Trends in survival after heart transplantation based on Social Vulnerability Index in the United States
Lovette Azap, BA,
Adrian Diaz, MD, MPH,
Doug A. Gouchoe, MD,
Nahush A. Mokadam, MD,
Sakima Smith, MD,
Matthew C. Henn, MD,
Bryan A. Whitson, MD, PhD,
Alim Habib, BS,
Brent C. Lampert, DO,
Timothy M. Pawlik, MD, PhD, MPH, MTS, MBA,
Asvin M. Ganapathi, MD
Affiliations
Lovette Azap, BA
Division of Cardiac Surgery, Department of Surgery, The Ohio State University Wexner Medical Center, Columbus, OH
Adrian Diaz, MD, MPH
Division of Cardiac Surgery, Department of Surgery, The Ohio State University Wexner Medical Center, Columbus, OH
Doug A. Gouchoe, MD
Division of Cardiac Surgery, Department of Surgery, The Ohio State University Wexner Medical Center, Columbus, OH
Nahush A. Mokadam, MD
Division of Cardiac Surgery, Department of Surgery, The Ohio State University Wexner Medical Center, Columbus, OH
Sakima Smith, MD
Division of Cardiovascular Medicine, Department of Medicine, The Ohio State University Wexner Medical Center, Columbus, OH
Matthew C. Henn, MD
Division of Cardiac Surgery, Department of Surgery, The Ohio State University Wexner Medical Center, Columbus, OH
Bryan A. Whitson, MD, PhD
Division of Cardiac Surgery, Department of Surgery, The Ohio State University Wexner Medical Center, Columbus, OH
Alim Habib, BS
Division of Cardiac Surgery, Department of Surgery, The Ohio State University Wexner Medical Center, Columbus, OH
Brent C. Lampert, DO
Division of Cardiovascular Medicine, Department of Medicine, The Ohio State University Wexner Medical Center, Columbus, OH
Timothy M. Pawlik, MD, PhD, MPH, MTS, MBA
Division of Surgical Oncology, Department of Surgery, The Ohio State University Wexner Medical Center and James Cancer Center, Columbus, OH
Asvin M. Ganapathi, MD
Division of Cardiac Surgery, Department of Surgery, The Ohio State University Wexner Medical Center, Columbus, OH; Corresponding author: Asvin M. Ganapathi, MD, Department of Surgery, Division of Cardiac Surgery, Ohio State University Medical Center, 410 W. 10th Avenue, N-809 Doan Hall, Columbus, OH 43210.

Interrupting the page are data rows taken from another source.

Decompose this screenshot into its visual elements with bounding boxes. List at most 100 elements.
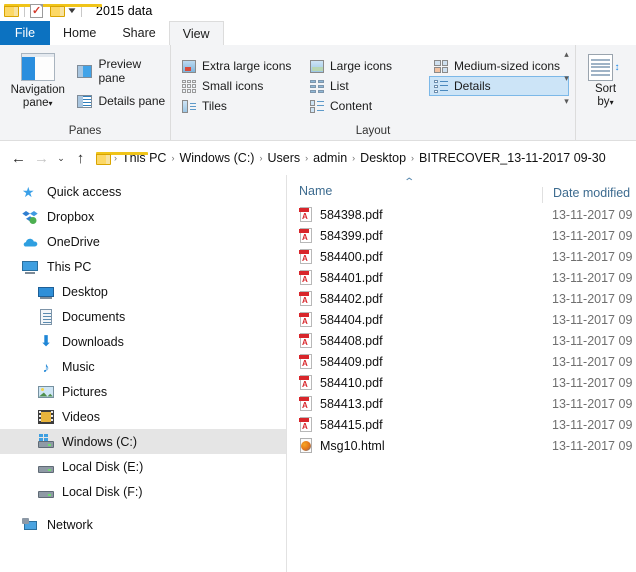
breadcrumb-item-users[interactable]: Users: [263, 151, 304, 165]
file-name: 584404.pdf: [320, 312, 383, 327]
layout-content[interactable]: Content: [305, 96, 429, 116]
sidebar-item-label: Network: [47, 517, 93, 532]
pdf-file-icon: A: [299, 291, 313, 306]
sidebar-item-videos[interactable]: Videos: [0, 404, 286, 429]
layout-medium-icons[interactable]: Medium-sized icons: [429, 56, 569, 76]
breadcrumb-item-windows-c[interactable]: Windows (C:): [175, 151, 258, 165]
table-row[interactable]: A 584398.pdf 13-11-2017 09: [287, 204, 636, 225]
sidebar-item-label: Dropbox: [47, 209, 95, 224]
download-arrow-icon: ⬇: [39, 332, 53, 350]
layout-option-label: Small icons: [202, 79, 264, 93]
pdf-file-icon: A: [299, 228, 313, 243]
sidebar-item-label: Local Disk (F:): [62, 484, 143, 499]
tab-file[interactable]: File: [0, 21, 50, 45]
layout-extra-large-icons[interactable]: Extra large icons: [177, 56, 305, 76]
html-file-icon: [299, 438, 313, 453]
scroll-more-icon[interactable]: ▾: [564, 97, 569, 106]
address-bar: ← → ⌄ ↑ › This PC › Windows (C:) › Users…: [0, 141, 636, 175]
sidebar-item-windows-c[interactable]: Windows (C:): [0, 429, 286, 454]
sidebar-item-music[interactable]: ♪ Music: [0, 354, 286, 379]
table-row[interactable]: A 584399.pdf 13-11-2017 09: [287, 225, 636, 246]
layout-list[interactable]: List: [305, 76, 429, 96]
file-date: 13-11-2017 09: [552, 270, 633, 285]
table-row[interactable]: A 584413.pdf 13-11-2017 09: [287, 393, 636, 414]
sidebar-item-pictures[interactable]: Pictures: [0, 379, 286, 404]
sidebar-item-desktop[interactable]: Desktop: [0, 279, 286, 304]
list-icon: [310, 79, 324, 93]
table-row[interactable]: A 584402.pdf 13-11-2017 09: [287, 288, 636, 309]
sidebar-item-network[interactable]: Network: [0, 512, 286, 537]
tab-home[interactable]: Home: [50, 21, 109, 45]
pdf-file-icon: A: [299, 354, 313, 369]
breadcrumb-item-current-folder[interactable]: BITRECOVER_13-11-2017 09-30: [415, 151, 610, 165]
sidebar-item-dropbox[interactable]: Dropbox: [0, 204, 286, 229]
breadcrumb-item-admin[interactable]: admin: [309, 151, 351, 165]
navigation-pane: ★ Quick access Dropbox OneDrive This PC: [0, 175, 287, 572]
column-header-name[interactable]: Name ⌃: [287, 175, 542, 203]
pdf-file-icon: A: [299, 333, 313, 348]
table-row[interactable]: A 584401.pdf 13-11-2017 09: [287, 267, 636, 288]
layout-group-label: Layout: [355, 125, 391, 137]
ribbon-group-sort: ↕ Sort by▾: [575, 45, 635, 140]
tab-view[interactable]: View: [168, 21, 224, 45]
properties-icon[interactable]: ✓: [30, 3, 43, 18]
preview-pane-icon: [77, 64, 93, 78]
file-date: 13-11-2017 09: [552, 417, 633, 432]
recent-locations-button[interactable]: ⌄: [53, 147, 69, 169]
extra-large-icons-icon: [182, 59, 196, 73]
up-button[interactable]: ↑: [69, 147, 92, 169]
table-row[interactable]: A 584404.pdf 13-11-2017 09: [287, 309, 636, 330]
sidebar-item-label: Videos: [62, 409, 100, 424]
sidebar-item-label: This PC: [47, 259, 92, 274]
windows-drive-icon: [38, 433, 54, 450]
sidebar-item-quick-access[interactable]: ★ Quick access: [0, 179, 286, 204]
breadcrumb-item-desktop[interactable]: Desktop: [356, 151, 410, 165]
scroll-down-icon[interactable]: ▾: [564, 73, 569, 83]
layout-large-icons[interactable]: Large icons: [305, 56, 429, 76]
table-row[interactable]: Msg10.html 13-11-2017 09: [287, 435, 636, 456]
table-row[interactable]: A 584400.pdf 13-11-2017 09: [287, 246, 636, 267]
table-row[interactable]: A 584410.pdf 13-11-2017 09: [287, 372, 636, 393]
sidebar-item-local-disk-e[interactable]: Local Disk (E:): [0, 454, 286, 479]
chevron-down-icon[interactable]: ▾: [610, 98, 614, 107]
layout-details[interactable]: Details: [429, 76, 569, 96]
file-list: Name ⌃ Date modified A 584398.pdf 13-11-2…: [287, 175, 636, 572]
forward-button[interactable]: →: [30, 147, 53, 169]
preview-pane-button[interactable]: Preview pane: [75, 57, 170, 85]
new-folder-icon[interactable]: [50, 4, 102, 17]
layout-tiles[interactable]: Tiles: [177, 96, 305, 116]
navigation-pane-button[interactable]: Navigation pane▾: [0, 51, 75, 110]
ribbon-group-panes: Navigation pane▾ Preview pane Details pa…: [0, 45, 170, 140]
chevron-down-icon[interactable]: ▾: [49, 99, 53, 108]
chevron-down-icon[interactable]: ▼: [66, 6, 78, 15]
sidebar-item-documents[interactable]: Documents: [0, 304, 286, 329]
video-icon: [38, 409, 54, 425]
column-header-date-modified[interactable]: Date modified: [542, 186, 630, 203]
file-date: 13-11-2017 09: [552, 354, 633, 369]
quick-access-toolbar: ✓ ▼: [4, 3, 102, 18]
sidebar-item-local-disk-f[interactable]: Local Disk (F:): [0, 479, 286, 504]
table-row[interactable]: A 584408.pdf 13-11-2017 09: [287, 330, 636, 351]
details-view-icon: [434, 79, 448, 93]
file-explorer-window: ✓ ▼ 2015 data File Home Share View Navig…: [0, 0, 636, 572]
table-row[interactable]: A 584409.pdf 13-11-2017 09: [287, 351, 636, 372]
sidebar-item-label: Quick access: [47, 184, 122, 199]
file-date: 13-11-2017 09: [552, 228, 633, 243]
explorer-icon[interactable]: [4, 4, 56, 17]
sidebar-item-this-pc[interactable]: This PC: [0, 254, 286, 279]
sort-by-button[interactable]: ↕ Sort by▾: [576, 51, 635, 109]
tab-share[interactable]: Share: [109, 21, 168, 45]
breadcrumb[interactable]: › This PC › Windows (C:) › Users › admin…: [96, 147, 636, 169]
sidebar-item-label: Music: [62, 359, 95, 374]
sidebar-item-onedrive[interactable]: OneDrive: [0, 229, 286, 254]
details-pane-button[interactable]: Details pane: [75, 94, 170, 108]
layout-option-label: Medium-sized icons: [454, 59, 561, 73]
layout-option-label: Content: [330, 99, 373, 113]
scroll-up-icon[interactable]: ▴: [564, 50, 569, 59]
table-row[interactable]: A 584415.pdf 13-11-2017 09: [287, 414, 636, 435]
breadcrumb-folder-icon: [96, 151, 148, 165]
sidebar-item-downloads[interactable]: ⬇ Downloads: [0, 329, 286, 354]
back-button[interactable]: ←: [7, 147, 30, 169]
layout-small-icons[interactable]: Small icons: [177, 76, 305, 96]
file-name: 584400.pdf: [320, 249, 383, 264]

Background: The association of social vulnerability (SV) and cardiac transplant survival remains poorly defined, particularly related to long-term outcomes. The purpose of this study was to define the impact of SV on survival among heart transplant recipients with at least 1 year of survival post-transplant. Methods: Heart transplant recipients were identified using the United Network for Organ Sharing database between June 1, 2006, and December 31, 2020. The Center for Disease Control’s Social Vulnerability Index (SVI) database was used to stratify patients based on SVI into 3 groups: low: <25; average: 26 to 74; high: 75+. The groups were analyzed with comparative statistics, and unadjusted survival was assessed using Kaplan-Meier methods. To determine the independent association between SVI and survival, a multivariable Cox proportional hazard model was created. Results: There were 27,740 recipients identified. High SVI patients more commonly identified as Black individuals and had a higher incidence of diabetes, pretransplant intensive care unit admission, and need for concomitant kidney transplant (p < 0.05 for all). Additionally, high SVI patients had the longest length of stay post-transplant (21.4 days) (p < 0.05). High and average SVI patients had inferior 3-year, 5-year, and 10-year survival vs low SVI patients (p < 0.05). After adjustment, average (hazard ratio [HR]: 1.12) and high (HR: 1.16) SVI were independently associated with an increased risk of mortality on multivariable analysis (both p < 0.001). Conclusion: High or average SVI is independently associated with increased mortality following heart transplantation in patients with 1-year conditional survival. These findings demonstrate that disparities persist among heart transplant recipients during long-term follow-up.